SU students should value ESF resources EDITORIAL by the daily orange editorial board


ripes resound from Syracuse University students who feel SUNY-ESF unfairly takes advantage of SU’s resources. These students should take a moment to consider the vast resources their green neighbor offers them in return. SU makes a very minor effort to promote elective classes and lecture opportunities at the State University of New York College of Environmental Science and Forestry to the students outside relevant science majors. Issues relating to our environment — from peak oil to changes in global weather patterns — directly relate to most fields of study. Almost all professions — advertising, politics, education or entrepreneurship — require a basic knowledge of contemporary environmental issues and why they have risen to the forefront of media attention. Beyond professional relevance, environmental issues underpin major political legislation and controversy. Understanding the complexity of these issues empowers students as citizens regardless of political affiliation. ESF offers dozens of classes taught by leading experts in these fields. It’s clear that as oil prices rise, alternative energy will come to shape U.S. policy more and more. ESF equips its students with sustainable education — SU students should know how to take advantage of that, too.
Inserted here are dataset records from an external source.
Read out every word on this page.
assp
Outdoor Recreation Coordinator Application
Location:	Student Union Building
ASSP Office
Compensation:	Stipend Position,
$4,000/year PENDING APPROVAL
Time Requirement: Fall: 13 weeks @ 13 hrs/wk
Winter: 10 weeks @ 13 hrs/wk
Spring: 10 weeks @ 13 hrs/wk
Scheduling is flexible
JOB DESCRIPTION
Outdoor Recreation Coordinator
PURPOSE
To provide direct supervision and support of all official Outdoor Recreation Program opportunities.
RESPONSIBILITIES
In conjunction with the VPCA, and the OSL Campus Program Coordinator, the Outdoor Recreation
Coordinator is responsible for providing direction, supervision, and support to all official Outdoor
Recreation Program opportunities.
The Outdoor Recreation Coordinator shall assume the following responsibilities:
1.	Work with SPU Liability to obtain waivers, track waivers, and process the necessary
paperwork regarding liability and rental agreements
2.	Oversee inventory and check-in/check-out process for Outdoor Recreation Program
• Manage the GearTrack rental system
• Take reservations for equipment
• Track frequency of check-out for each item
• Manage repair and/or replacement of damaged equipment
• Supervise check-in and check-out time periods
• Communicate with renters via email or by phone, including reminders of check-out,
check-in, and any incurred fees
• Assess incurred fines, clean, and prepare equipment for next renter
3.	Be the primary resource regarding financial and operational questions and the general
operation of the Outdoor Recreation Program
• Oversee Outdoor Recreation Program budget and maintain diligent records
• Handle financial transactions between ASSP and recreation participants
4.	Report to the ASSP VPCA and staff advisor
SU students need only to sign into their MySlice accounts to see the wealth of courses ESF offers — no need for complicated paperwork. Beyond classes, an exploration of ESF’s hallways reveal cork boards littered with volunteer opportunities, from local parks to rural areas in Africa. Tranquil green houses top many of ESF’s rooftops. And a menagerie of Teddy Roosevelt’s taxidermy provides art students a perfect drawing lesson in animal anatomy. After 100 years sitting side by side, the relationship between SU and ESF students should move from tolerance to reciprocal appreciation.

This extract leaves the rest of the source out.